Étude des effets de la GPA sur les enfants nés grâce à cette technique.

Par (embryologiste) et (babygest staff).
Dernière actualisation: 28/05/2016

Malgré le fait que la gestation pour autrui est pratiquée depuis des décennies, il existe peu d’études sur le sujet et donc peu de données sur ses effets. Les études comportent de nombreuses limites, notamment la petite taille de l’échantillon et l’absence d’études pour les parents homosexuels.

Comme pour toute grossesse en PMA, il est nécessaire de tenir compte de l’effet concernant les caractéristiques physiques du bébé tels que l’âge gestationnel, le poids à la naissance et les anomalies congénitales. De plus, comme dans le cas du don de gamètes, le fait de connaître leur origine peut avoir des effets psychologiques sur l’enfant qu’il est intéressant d’évaluer.

Vous trouverez ci-dessous un index avec tous les points que nous allons traiter dans cet article.

Effets physiques sur le nouveau-né

Deux études de cohortes portant sur 1 308 enfants et une série de 271 cas d’enfants nés par GPA indiquent que le taux de naissances prématurées est similaire en ce qui concerne la GPA par rapport aux traitements de fécondation in vitro (FIV).

Dans les deux cas, le nombre moyen de semaines d’accouchement était d’environ 37 semaines pour les grossesses uniques. En revanche, pour les grossesses gémellaires, la moyenne était d’environ 36 semaines. Cela signifie que le taux de naissance prématurée dans une grossesse unique est plus faible en gestation pour autrui que dans la FIV.

D’autre part, 3 études ont été réalisées concernant des cohortes avec 1775 bébés, et cinq séries de 252 cas d’enfants nés par GPA pour étudier le poids à la naissance. Dans tous ces cas, on considère qu’il s’agit d’un faible poids à la naissance inférieur à 2 500 g.

Le poids moyen des enfants nés d’une grossesse unique était de 3 309 à 3 536 g, comparativement à 3 100 à 3 240 g pour les grossesses par FIV d’une grossesse unique et à 3 226 g pour les enfants nés par don d’ovocytes.

Par conséquent, les taux d’insuffisance pondérale à la naissance chez les enfants nés d’une mère porteuse sont très semblables et même inférieurs à ceux des enfants nés par FIV.

Selon ces études, on peut conclure que l’insuffisance pondérale à la naissance est rare chez les mères porteuses, à moins qu’il ne s’agisse d’une grossesse multiple, qui entraîne habituellement un accouchement prématuré et un faible poids de naissance.

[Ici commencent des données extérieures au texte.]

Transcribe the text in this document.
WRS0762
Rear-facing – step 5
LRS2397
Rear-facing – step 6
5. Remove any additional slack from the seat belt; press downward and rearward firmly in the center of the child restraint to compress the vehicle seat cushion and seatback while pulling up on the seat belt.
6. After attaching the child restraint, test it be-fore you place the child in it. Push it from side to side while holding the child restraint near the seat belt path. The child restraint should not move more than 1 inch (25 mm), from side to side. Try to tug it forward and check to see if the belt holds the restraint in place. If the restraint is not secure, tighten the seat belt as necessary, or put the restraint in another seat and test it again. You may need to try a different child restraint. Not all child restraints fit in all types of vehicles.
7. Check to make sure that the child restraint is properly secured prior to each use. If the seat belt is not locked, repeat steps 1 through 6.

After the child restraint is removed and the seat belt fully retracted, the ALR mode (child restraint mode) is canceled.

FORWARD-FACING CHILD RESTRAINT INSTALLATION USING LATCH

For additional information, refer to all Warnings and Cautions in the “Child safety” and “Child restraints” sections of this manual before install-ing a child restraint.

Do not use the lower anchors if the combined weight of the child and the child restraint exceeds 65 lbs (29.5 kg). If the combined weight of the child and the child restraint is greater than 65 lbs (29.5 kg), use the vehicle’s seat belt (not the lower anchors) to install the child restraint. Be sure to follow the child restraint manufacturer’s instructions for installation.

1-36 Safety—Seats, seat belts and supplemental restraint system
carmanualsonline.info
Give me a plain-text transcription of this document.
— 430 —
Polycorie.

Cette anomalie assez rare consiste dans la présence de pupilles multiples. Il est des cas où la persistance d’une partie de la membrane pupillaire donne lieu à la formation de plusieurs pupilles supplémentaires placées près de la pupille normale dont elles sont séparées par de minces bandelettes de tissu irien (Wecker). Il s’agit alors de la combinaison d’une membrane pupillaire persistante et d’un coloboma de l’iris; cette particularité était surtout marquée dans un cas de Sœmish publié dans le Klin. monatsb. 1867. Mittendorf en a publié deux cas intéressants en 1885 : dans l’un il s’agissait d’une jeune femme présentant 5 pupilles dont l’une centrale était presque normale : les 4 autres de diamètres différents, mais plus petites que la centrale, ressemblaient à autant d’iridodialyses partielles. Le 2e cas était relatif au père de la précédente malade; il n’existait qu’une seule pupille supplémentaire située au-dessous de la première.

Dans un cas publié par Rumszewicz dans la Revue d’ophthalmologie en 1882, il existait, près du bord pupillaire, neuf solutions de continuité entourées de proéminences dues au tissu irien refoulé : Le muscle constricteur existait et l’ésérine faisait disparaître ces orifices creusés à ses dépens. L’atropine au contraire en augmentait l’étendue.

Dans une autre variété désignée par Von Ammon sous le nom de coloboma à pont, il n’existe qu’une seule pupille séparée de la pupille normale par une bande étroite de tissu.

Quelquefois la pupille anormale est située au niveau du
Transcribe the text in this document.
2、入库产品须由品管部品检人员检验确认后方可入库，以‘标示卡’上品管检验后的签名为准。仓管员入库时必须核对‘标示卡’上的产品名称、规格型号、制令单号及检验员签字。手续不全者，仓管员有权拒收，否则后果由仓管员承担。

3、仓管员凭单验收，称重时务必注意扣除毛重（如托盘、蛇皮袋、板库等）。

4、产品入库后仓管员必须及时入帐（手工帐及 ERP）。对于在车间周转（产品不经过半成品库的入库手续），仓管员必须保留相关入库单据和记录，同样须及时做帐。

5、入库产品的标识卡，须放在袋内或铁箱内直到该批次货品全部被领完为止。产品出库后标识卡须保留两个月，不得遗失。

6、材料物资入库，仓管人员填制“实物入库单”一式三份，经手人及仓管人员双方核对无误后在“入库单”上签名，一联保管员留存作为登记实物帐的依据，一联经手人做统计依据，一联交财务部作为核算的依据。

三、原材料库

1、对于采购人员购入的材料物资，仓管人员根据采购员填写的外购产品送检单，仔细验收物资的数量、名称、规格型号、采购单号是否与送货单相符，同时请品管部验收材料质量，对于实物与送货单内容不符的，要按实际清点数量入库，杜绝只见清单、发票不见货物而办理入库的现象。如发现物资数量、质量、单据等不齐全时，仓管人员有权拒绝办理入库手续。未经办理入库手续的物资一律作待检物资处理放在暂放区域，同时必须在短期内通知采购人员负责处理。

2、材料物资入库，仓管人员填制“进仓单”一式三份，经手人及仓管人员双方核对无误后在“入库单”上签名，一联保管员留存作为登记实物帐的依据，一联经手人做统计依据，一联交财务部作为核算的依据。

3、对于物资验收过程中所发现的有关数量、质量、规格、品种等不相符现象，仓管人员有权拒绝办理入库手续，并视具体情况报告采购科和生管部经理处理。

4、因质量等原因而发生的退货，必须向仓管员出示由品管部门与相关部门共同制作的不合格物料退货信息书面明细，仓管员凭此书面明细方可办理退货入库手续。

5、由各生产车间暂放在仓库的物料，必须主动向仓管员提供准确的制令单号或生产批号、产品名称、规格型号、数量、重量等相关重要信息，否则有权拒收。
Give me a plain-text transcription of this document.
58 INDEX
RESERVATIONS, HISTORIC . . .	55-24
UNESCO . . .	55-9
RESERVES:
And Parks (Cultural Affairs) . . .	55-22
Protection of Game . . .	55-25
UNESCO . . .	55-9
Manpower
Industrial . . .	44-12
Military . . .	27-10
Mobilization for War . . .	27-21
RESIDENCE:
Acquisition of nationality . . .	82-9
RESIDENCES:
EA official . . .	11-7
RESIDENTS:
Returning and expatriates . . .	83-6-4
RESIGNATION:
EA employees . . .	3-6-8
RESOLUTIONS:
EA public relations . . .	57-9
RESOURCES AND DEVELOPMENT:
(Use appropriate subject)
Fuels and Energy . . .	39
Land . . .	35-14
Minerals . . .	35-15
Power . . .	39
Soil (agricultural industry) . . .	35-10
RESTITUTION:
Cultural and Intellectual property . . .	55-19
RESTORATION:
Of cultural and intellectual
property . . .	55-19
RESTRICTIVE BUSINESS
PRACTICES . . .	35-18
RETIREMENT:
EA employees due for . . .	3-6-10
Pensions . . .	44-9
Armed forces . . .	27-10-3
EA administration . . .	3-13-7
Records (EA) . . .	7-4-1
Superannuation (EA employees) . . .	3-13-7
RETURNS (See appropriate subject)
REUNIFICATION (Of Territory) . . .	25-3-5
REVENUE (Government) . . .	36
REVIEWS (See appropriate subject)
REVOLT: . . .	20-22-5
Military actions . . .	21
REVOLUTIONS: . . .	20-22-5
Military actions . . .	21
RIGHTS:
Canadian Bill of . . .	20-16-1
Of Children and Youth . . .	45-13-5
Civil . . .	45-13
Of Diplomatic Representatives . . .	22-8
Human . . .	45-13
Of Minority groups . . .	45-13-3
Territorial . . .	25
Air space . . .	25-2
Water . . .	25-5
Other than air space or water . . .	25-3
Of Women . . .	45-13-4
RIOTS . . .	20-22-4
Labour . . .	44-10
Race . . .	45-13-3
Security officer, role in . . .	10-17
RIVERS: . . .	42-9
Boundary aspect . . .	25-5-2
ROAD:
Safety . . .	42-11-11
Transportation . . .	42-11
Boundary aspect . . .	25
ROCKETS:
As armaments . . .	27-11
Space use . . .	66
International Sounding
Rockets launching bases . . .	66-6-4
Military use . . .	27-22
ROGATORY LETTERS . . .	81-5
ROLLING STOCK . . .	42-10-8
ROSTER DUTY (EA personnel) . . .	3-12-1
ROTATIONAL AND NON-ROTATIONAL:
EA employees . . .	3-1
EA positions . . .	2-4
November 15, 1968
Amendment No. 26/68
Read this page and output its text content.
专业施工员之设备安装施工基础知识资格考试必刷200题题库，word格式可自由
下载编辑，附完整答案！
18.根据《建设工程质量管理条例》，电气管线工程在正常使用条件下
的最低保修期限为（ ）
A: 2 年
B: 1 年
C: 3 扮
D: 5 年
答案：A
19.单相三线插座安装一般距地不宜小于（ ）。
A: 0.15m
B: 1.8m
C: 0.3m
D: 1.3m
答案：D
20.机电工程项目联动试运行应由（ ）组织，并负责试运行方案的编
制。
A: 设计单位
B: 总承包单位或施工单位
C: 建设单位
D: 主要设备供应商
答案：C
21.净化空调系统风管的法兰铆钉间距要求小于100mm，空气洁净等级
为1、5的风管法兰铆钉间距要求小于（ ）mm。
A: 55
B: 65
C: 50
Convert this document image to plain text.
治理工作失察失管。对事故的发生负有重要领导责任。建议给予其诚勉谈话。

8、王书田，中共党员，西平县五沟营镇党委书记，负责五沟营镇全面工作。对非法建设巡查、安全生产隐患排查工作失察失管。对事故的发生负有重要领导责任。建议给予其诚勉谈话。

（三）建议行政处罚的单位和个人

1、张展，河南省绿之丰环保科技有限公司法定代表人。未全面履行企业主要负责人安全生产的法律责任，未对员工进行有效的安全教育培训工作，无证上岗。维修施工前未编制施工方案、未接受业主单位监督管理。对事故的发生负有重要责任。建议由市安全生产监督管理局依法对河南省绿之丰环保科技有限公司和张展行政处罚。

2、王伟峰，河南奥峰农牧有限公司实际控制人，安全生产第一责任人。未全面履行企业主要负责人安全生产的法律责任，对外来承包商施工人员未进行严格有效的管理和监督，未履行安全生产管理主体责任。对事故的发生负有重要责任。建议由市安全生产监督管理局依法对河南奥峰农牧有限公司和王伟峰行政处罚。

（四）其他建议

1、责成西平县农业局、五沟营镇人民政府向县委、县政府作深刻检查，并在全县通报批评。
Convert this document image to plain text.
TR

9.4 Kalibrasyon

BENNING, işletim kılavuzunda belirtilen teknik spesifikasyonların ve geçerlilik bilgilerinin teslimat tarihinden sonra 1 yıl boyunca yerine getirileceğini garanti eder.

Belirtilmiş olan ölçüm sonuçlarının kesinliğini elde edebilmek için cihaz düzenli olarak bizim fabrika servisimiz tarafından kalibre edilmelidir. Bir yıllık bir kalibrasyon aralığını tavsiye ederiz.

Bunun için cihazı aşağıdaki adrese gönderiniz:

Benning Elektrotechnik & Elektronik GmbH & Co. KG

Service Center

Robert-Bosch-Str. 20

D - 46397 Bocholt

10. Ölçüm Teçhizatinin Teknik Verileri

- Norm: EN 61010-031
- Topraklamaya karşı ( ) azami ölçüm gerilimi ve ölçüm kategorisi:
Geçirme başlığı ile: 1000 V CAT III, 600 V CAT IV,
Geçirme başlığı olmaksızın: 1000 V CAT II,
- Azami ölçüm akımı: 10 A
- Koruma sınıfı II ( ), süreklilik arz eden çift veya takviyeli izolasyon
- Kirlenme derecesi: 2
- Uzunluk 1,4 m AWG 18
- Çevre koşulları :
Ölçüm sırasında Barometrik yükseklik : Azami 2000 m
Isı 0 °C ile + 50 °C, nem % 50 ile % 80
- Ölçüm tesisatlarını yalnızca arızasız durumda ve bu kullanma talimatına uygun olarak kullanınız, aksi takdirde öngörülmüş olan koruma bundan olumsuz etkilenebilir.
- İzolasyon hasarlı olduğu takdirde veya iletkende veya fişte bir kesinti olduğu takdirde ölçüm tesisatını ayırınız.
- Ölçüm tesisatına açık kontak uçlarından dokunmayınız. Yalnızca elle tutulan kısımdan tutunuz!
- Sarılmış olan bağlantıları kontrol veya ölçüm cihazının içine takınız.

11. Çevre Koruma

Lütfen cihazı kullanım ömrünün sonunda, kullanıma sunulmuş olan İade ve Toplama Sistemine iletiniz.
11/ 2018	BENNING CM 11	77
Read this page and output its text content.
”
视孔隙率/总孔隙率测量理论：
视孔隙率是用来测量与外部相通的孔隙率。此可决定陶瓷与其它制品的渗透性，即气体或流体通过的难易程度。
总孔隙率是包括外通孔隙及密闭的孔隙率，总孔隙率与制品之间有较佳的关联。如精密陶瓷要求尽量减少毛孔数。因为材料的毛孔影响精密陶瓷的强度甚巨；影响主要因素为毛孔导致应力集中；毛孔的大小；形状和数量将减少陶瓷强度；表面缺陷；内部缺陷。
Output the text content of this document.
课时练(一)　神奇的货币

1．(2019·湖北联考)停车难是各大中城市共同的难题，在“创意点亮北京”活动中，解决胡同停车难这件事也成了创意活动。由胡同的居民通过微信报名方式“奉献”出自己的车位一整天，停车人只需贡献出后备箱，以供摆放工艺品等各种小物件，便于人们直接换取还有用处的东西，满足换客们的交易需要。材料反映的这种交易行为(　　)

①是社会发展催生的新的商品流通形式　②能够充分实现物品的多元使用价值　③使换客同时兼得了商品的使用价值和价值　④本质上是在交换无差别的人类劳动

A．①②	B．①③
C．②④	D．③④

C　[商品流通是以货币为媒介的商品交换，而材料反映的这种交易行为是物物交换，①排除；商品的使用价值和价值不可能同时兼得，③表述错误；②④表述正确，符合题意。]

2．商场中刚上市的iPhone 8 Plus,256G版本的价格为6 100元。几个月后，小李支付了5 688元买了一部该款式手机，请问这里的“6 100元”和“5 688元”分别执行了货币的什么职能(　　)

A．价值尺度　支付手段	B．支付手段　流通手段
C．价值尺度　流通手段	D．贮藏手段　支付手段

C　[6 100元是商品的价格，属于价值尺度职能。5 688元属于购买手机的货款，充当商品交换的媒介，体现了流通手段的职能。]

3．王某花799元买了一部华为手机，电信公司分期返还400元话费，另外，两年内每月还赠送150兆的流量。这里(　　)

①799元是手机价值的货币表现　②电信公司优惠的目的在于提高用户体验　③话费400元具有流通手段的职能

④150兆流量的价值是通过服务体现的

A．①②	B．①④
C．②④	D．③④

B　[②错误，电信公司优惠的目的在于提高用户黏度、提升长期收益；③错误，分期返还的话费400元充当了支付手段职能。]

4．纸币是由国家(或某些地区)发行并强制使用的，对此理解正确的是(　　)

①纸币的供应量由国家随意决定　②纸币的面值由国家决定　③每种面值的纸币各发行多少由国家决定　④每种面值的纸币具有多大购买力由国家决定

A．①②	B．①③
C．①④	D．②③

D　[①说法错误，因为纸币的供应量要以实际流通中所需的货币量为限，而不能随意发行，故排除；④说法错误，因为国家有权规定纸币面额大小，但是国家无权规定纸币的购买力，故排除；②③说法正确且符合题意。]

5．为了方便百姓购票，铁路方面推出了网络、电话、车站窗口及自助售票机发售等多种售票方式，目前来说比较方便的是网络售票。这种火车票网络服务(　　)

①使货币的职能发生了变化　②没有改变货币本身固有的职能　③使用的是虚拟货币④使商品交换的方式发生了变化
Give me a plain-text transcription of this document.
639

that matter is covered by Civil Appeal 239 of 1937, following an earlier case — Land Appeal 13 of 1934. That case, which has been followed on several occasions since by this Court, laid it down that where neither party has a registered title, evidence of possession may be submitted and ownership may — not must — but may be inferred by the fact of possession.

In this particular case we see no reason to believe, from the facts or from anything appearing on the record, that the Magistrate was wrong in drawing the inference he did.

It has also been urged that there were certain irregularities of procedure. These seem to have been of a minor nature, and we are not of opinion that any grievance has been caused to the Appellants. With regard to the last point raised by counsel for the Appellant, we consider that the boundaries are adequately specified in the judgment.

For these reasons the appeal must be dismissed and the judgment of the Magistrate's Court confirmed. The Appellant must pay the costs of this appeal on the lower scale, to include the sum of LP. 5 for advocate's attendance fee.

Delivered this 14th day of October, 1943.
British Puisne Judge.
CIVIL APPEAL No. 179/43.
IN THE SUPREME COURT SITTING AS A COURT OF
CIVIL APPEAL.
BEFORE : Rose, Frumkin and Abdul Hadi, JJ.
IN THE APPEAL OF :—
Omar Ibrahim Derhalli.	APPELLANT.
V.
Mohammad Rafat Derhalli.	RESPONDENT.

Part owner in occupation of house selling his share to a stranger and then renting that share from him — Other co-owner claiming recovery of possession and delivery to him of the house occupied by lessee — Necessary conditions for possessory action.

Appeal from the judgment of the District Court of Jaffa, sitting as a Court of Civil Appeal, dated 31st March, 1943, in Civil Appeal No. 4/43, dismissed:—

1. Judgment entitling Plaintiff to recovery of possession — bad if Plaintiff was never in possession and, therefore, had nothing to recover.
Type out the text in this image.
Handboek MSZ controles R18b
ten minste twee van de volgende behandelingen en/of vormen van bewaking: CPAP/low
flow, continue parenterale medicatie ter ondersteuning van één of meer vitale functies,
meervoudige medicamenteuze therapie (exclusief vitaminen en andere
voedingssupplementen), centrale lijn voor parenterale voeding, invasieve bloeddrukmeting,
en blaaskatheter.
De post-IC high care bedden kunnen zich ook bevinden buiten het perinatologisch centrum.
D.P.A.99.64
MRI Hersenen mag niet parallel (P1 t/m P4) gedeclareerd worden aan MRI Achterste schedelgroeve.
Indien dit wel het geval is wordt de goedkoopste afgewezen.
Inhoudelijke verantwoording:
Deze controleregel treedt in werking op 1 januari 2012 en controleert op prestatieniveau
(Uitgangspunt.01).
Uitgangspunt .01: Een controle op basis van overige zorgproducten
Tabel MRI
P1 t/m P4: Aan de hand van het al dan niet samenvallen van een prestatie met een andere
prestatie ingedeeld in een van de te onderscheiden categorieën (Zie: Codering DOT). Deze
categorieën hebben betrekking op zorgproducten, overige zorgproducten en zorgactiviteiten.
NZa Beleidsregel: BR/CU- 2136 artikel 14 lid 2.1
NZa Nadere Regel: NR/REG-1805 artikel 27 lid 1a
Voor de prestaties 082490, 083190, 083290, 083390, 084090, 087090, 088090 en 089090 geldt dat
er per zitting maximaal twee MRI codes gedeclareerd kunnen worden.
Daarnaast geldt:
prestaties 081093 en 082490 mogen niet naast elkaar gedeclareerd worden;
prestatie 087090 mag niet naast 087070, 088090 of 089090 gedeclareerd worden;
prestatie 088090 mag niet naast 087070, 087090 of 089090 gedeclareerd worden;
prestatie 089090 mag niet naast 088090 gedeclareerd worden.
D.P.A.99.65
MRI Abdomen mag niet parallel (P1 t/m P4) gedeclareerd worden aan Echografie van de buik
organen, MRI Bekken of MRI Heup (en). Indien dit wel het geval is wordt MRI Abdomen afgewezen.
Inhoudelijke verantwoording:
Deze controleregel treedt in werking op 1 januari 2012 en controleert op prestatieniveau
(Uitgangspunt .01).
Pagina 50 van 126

Cependant, il est plus fréquent qu’il y ait un poids élevé à la naissance, ce qui peut être dû à la meilleure santé reproductive de la mère porteuse par rapport à une femme stérile qui suit un traitement de FIV.

Quant aux malformations congénitales, elles ont été mentionnées dans huit études de cohortes et trois séries de cas, sur un total de 1 338 enfants nés par GPA.

1,1-2,9% des enfants nés par FIV et 0,6-2,1% des enfants nés grâce à des dons de gamètes viennent au monde avec des malformations congénitales, alors que dans la GPA, cela survient dans 0-6,5% des cas. Cela suppose que les taux sont similaires dans les trois cas pour les grossesses uniques.

Effets psychologiques sur l’enfant

Huit études portant sur 42 enfants montrent des résultats concernant l’effet psychologique chez les enfants de 1 à 10 ans nés d’une GPA. Aucune différence significative n’a été constatée dans le développement psychologique des enfants nés par gestation pour autrui, par don d’ovules et naturellement.

Cependant, à l’âge de 7 ans, le problème de l’acceptation de l’origine est plus important chez les enfants nés par GPA que chez ceux nés par don d’ovocytes. Cette différence disparaît lorsqu’on étudie sa vision à l’âge de 10 ans.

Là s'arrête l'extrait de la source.